Les différentes données relatives aux formations dont le salarié a bénéficié s'opposent enfin à ce que ses arguments relatifs à son inadaptation au poste et à ses conditions de travail génératrices d'anxiété soient pris en considération, d'autant que les avis d'arrêt de travail produits sont postérieurs aux premiers faits reprochés et aux explications sollicitées à leur sujet.
Par conséquent, c'est à juste titre que le jugement de première instance a considéré le licenciement fondé sur une faute grave et rejeté les demandes y afférentes.
Sur les conditions brutales et vexatoires du licenciement :
Le licenciement étant fondé sur une faute grave, la mise à pied à titre conservatoire - alors que son caractère prétendument humiliant ou vexatoire n'est pas démontré, pas plus que l'existence de circonstances de même nature qui l'auraient entourée - était légitime.
Au surplus, si Monsieur [B] affirme avoir été choqué par cette mesure, il ne le démontre pas, pas plus que le préjudice qui en serait résulté.
La demande d'indemnisation doit donc être rejetée, par confirmation du jugement de première instance de ce chef.
Sur le remboursement de frais:
Monsieur [B] ne formule pas, en cause d'appel, de demande au titre de frais qui ne lui auraient pas été remboursés.
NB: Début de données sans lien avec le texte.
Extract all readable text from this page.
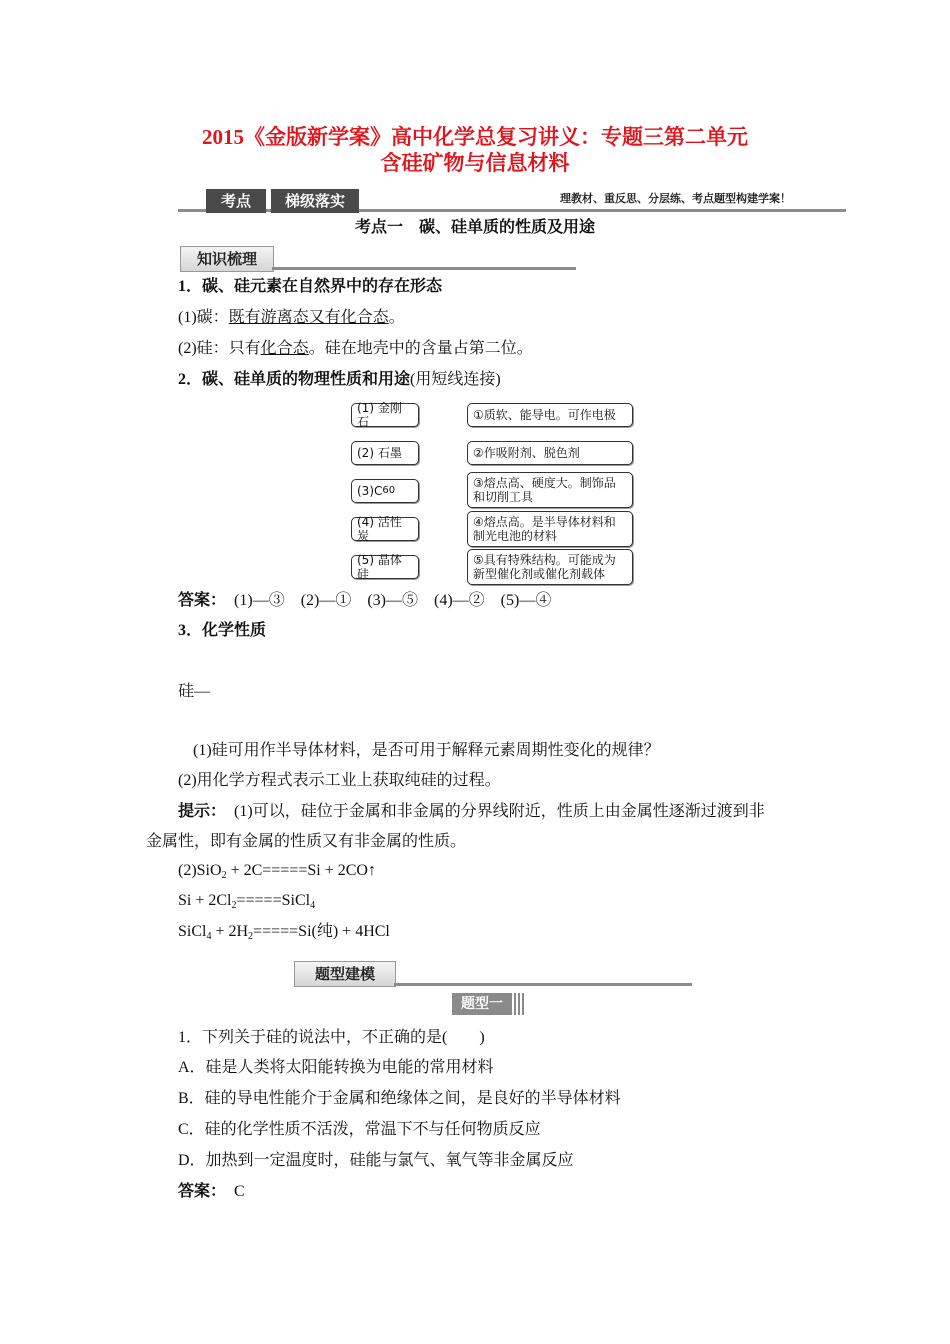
2015《金版新学案》高中化学总复习讲义：专题三第二单元
含硅矿物与信息材料
考点	梯级落实	理教材、重反思、分层练、考点题型构建学案！
考点一　碳、硅单质的性质及用途
知识梳理
1．碳、硅元素在自然界中的存在形态
(1)碳：既有游离态又有化合态。
(2)硅：只有化合态。硅在地壳中的含量占第二位。
2．碳、硅单质的物理性质和用途(用短线连接)
(1) 金刚石
(2) 石墨
(3)C 60
(4) 活性炭
(5) 晶体硅
①质软、能导电。可作电极
②作吸附剂、脱色剂
③熔点高、硬度大。制饰品和切削工具
④熔点高。是半导体材料和制光电池的材料
⑤具有特殊结构。可能成为新型催化剂或催化剂载体
答案：　 (1)—③　(2)—①　(3)—⑤　(4)—②　(5)—④
3．化学性质
硅—
(1)硅可用作半导体材料，是否可用于解释元素周期性变化的规律？
(2)用化学方程式表示工业上获取纯硅的过程。
提示：　 (1)可以，硅位于金属和非金属的分界线附近，性质上由金属性逐渐过渡到非
金属性，即有金属的性质又有非金属的性质。
(2)SiO$_2$ + 2C=====Si + 2CO↑
$Si + 2Cl_2=====SiCl_4$
SiCl$_4$ + $2H_2=====Si$(纯) + 4HCl
题型建模
题型一
1．下列关于硅的说法中，不正确的是(　　)
A．硅是人类将太阳能转换为电能的常用材料
B．硅的导电性能介于金属和绝缘体之间，是良好的半导体材料
C．硅的化学性质不活泼，常温下不与任何物质反应
D．加热到一定温度时，硅能与氯气、氧气等非金属反应
答案：　 C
Le jugement de première instance, qui a rejeté la demande, doit donc être confirmé de ce chef.
Sur les dépens et les frais irrépétibles :
Monsieur [B], qui succombe, doit être tenu aux dépens de première instance, par confirmation du jugement entrepris, et d'appel.
L'équité commande de confirmer le jugement de première instance relativement aux frais irrépétibles, mais de faire application de l'article 700 du code de procédure civile en cause d'appel et d'allouer à ce titre la somme de 1 000 € la société Legrand Energies Solutions, à la charge du salarié.
PAR CES MOTIFS
La Cour, après en avoir délibéré, statuant publiquement, par arrêt contradictoire prononcé par mise à disposition au greffe à une date dont les parties ont été avisées dans les conditions prévues à l'article 450 alinéa 2 du code de procédure civile,
CONFIRME le jugement déféré,
Y ajoutant,
CONDAMNE Monsieur [N] [B] à payer à la société Legrand Energies Solutions la somme de 1000 € sur le fondement de l'article 700 du code de procédure civile,
REJETTE les autres demandes des parties,
CONDAMNE Monsieur [B] aux dépens d'appel.